Partnerinformation

Partnerinformation

Allgemeine Geschäftsbedingungen

für Partner von Veranstaltungen der Media-Manufaktur GmbH

(Stand: Juni 2020)

1. Geltungsbereich

(1) Diese Allgemeinen Geschäftsbedingungen für Veranstaltungen („AGB“) gelten für sämtliche Veranstaltungen der Media Manufaktur GmbH („Veranstalter“) im Zusammenhang mit deren Vorbereitung und Durchführung, die Erbringung und Entgegenahme von veranstaltungsvorbereitenden oder veranstaltungsbegleitenden Dienstleistungen oder sonstigen Geschäftsbeziehungen mit Dritten (z.B. Aussteller, Sponsoren, Caterer etc.; „Partner“); hiervon ausgenommen sind Geschäftsbeziehungen mit Dritten, die sich allein auf den Besuch der jeweiligen Veranstaltung beziehen und damit nicht Partner im Sinne dieser AGB sind. Diese AGB gelten ausschließlich zwischen Unternehmern i. S. v. § 14 BGB.

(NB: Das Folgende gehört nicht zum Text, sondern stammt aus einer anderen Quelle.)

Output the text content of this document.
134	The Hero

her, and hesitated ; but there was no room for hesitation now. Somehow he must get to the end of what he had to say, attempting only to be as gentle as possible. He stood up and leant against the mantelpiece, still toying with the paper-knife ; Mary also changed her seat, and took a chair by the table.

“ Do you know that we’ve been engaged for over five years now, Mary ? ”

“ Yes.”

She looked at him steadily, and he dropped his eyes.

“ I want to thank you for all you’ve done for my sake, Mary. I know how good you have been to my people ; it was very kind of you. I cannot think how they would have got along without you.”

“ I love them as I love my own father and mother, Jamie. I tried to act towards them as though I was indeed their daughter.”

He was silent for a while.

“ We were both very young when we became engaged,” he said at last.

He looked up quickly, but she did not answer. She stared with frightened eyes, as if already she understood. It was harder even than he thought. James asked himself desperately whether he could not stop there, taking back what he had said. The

(2) Sofern nichts anderes vereinbart ist, gelten die AGB in der zum Zeitpunkt der Anmeldung des Partners gültigen bzw. jedenfalls in der ihm zuletzt in Textform mitgeteilten Fassung als Rahmenvereinbarung auch für gleichartige künftige Verträge, ohne dass der Veranstalter in jedem Einzelfall wieder auf sie hinweisen müsste.

(3) Diese AGB gelten ausschließlich. Abweichende, entgegenstehende oder ergänzende Allgemeine Geschäftsbedingungen des Partners werden nur dann und insoweit Vertragsbestandteil, als der Veranstalter ihrer Geltung ausdrücklich zugestimmt hat. Dieses Zustimmungserfordernis gilt in jedem Fall, beispielsweise auch bei der widerspruchslosen Entgegennahme der Allgemeinen Geschäftsbedingungen des Partners durch den Veranstalter oder wenn der Veranstalter in Kenntnis der Allgemeinen Geschäftsbedingungen des Partners die Leistung an ihn vorbehaltlos ausführt.

(4) Im Einzelfall getroffene, individuelle Vereinbarungen mit dem Partner (einschließlich Nebenabreden, Ergänzungen und Änderungen) haben in jedem Fall Vorrang vor diesen AGB. Für den Inhalt derartiger Vereinbarungen ist, vorbehaltlich des Gegenbeweises, ein schriftlicher Vertrag bzw. die schriftliche Bestätigung des Veranstalters maßgebend.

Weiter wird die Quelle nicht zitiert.